Gene Expression Profiling of Apoptotic Proteins in Circulating Peripheral Blood Mononuclear Cells in Type II Diabetes Mellitus and Modulation by Metformin

Abstract

Introduction: Insulin resistance in obesity and type 2 diabetes mellitus (T2DM) is associated with cardiovascular complications such as atherosclerosis. On the other hand, the reduction of apoptosis in macrophages has been linked with accelerated atherosclerosis. Apoptosis is controlled by a different family of proteins including Bcl-2 and caspases.

Methods: To examine apoptosis in insulin resistance, we assessed the mRNA expression by qRT-PCR of several Bcl-2 family members, as well as caspase-3, -7, -8, and -9 in peripheral blood mononuclear cells (PBMCs) isolated from lean, obese, diabetic, and diabetic on metformin individuals.

Results: PBMCs of diabetic individuals exhibited reduced expression of caspase-7 and increased expression of Bcl-10, Bad, Bax, Bid, and caspase-3. T2DM on metformin group had significantly higher Bad, Bax, and caspase-7 expression.

Discussion: The moderate up-regulation of pro-apoptotic Bcl-10, Bax, Bad, Bid, and the effector caspase-3 coupled with inhibition of caspase-7 in circulating PBMCs of T2DM could be the result of increased inflammation in T2DM. Metformin treatment significantly inhibited the expression of Bcl-10, Bid, and caspase-3 and upregulated Bad/Bax/caspase-7 pathway suggesting the activation of Bad/Bax/caspase-7 apoptotic pathway. Further studies are warranted to elicit the underlying apoptotic pathways of PBMCs in T2DM and following metformin treatment.

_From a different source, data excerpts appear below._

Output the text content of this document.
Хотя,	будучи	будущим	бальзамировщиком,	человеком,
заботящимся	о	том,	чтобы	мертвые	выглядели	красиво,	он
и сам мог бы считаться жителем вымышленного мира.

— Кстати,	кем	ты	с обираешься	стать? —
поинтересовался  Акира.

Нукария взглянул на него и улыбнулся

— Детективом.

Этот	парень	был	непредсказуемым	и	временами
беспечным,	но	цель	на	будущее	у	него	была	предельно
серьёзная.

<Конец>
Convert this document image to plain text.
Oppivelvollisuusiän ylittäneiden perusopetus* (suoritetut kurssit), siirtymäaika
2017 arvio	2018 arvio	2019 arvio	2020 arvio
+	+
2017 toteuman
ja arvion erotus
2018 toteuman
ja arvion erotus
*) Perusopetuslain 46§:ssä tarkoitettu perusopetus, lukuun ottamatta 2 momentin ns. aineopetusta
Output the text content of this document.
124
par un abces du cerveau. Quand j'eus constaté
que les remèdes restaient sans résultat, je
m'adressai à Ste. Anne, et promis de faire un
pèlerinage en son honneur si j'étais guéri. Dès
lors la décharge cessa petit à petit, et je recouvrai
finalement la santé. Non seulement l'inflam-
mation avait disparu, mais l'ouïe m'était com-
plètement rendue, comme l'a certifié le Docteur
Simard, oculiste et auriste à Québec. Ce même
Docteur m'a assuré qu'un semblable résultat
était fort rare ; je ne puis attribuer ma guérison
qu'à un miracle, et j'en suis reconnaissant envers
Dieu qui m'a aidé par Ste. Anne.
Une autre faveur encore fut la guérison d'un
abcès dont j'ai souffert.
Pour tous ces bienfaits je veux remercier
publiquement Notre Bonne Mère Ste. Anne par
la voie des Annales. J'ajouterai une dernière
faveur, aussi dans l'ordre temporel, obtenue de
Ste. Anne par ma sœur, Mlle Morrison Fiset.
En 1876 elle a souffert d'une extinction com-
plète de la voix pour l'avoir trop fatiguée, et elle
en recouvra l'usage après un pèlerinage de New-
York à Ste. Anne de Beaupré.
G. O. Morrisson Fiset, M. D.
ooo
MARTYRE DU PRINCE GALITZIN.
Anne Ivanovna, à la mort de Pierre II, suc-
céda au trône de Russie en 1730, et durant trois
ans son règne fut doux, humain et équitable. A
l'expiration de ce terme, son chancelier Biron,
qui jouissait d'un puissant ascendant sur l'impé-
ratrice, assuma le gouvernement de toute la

Keywords: BCl-10; BCl-2; PBMC; T2DM; apoptosis; caspase; peripheral blood mononuclear cells.

Figure 1

mRNA expression of Bcl-2 in PBMC of lean, obese, T2DM, and T2DM on metformin. Results are presented as mean ± S.E.M.

Figure 2

mRNA expression of three members of the Bcl-2 family that promote apoptosis in PBMC of lean, obese, T2DM, and T2DM on metformin: (A) Bak; (B) Bax; and (C) Bcl-10. Results are presented as mean ± S.E.M. *P < 0.05 vs lean subjects; σP < 0.05 vs obese subjects; δP < 0.05 vs T2DM subjects.

Figure 3

mRNA expression of three members of apoptotic BH3 domain-only proteins that bind and regulate the anti-apoptotic Bcl-2 proteins in PBMC of lean, obese, T2DM, and T2DM on metformin: (A) Bad; (B) Bid; and (C) Bim. Results are presented as mean ± S.E.M. *P < 0.05 vs lean subjects; σP < 0.05 vs obese subjects; δP < 0.05 vs T2DM subjects.

Figure 4

mRNA expression of three caspases in PBMC of lean, obese, T2DM and T2DM on metformin: (A) CASP3; (B) CASP7; (C) CASP8; and (D) CASP9. Results are presented as mean ± S.E.M. *P < 0.05 vs lean subjects; σP < 0.05 vs obese subjects; δP < 0.05 vs T2DM subjects.

Figure 5

Apoptotic protease activating factor 1 (Apaf1) mRNA expression in PBMC of lean, obese, T2DM, and T2DM on metformin. Results are presented as mean ± S.E.M.

Figure 6

This figure schematizes steps in the proposed effect of metformin on apoptotic proteins in PBMCs examined in this study. The steps are depicted in a sequence proceeding from right to left. Hyperglycaemia presents in diabetes induces NF-κB pathway by reactive oxygen species (ROS). The low to moderate up-regulation of inflammatory Bcl-10, Bax, Bad, Bid, and the effector caspase-3 coupled with inhibition of caspase-7 in circulating PBMCs of T2DM could be a result of activated NF-κB pathway in T2DM.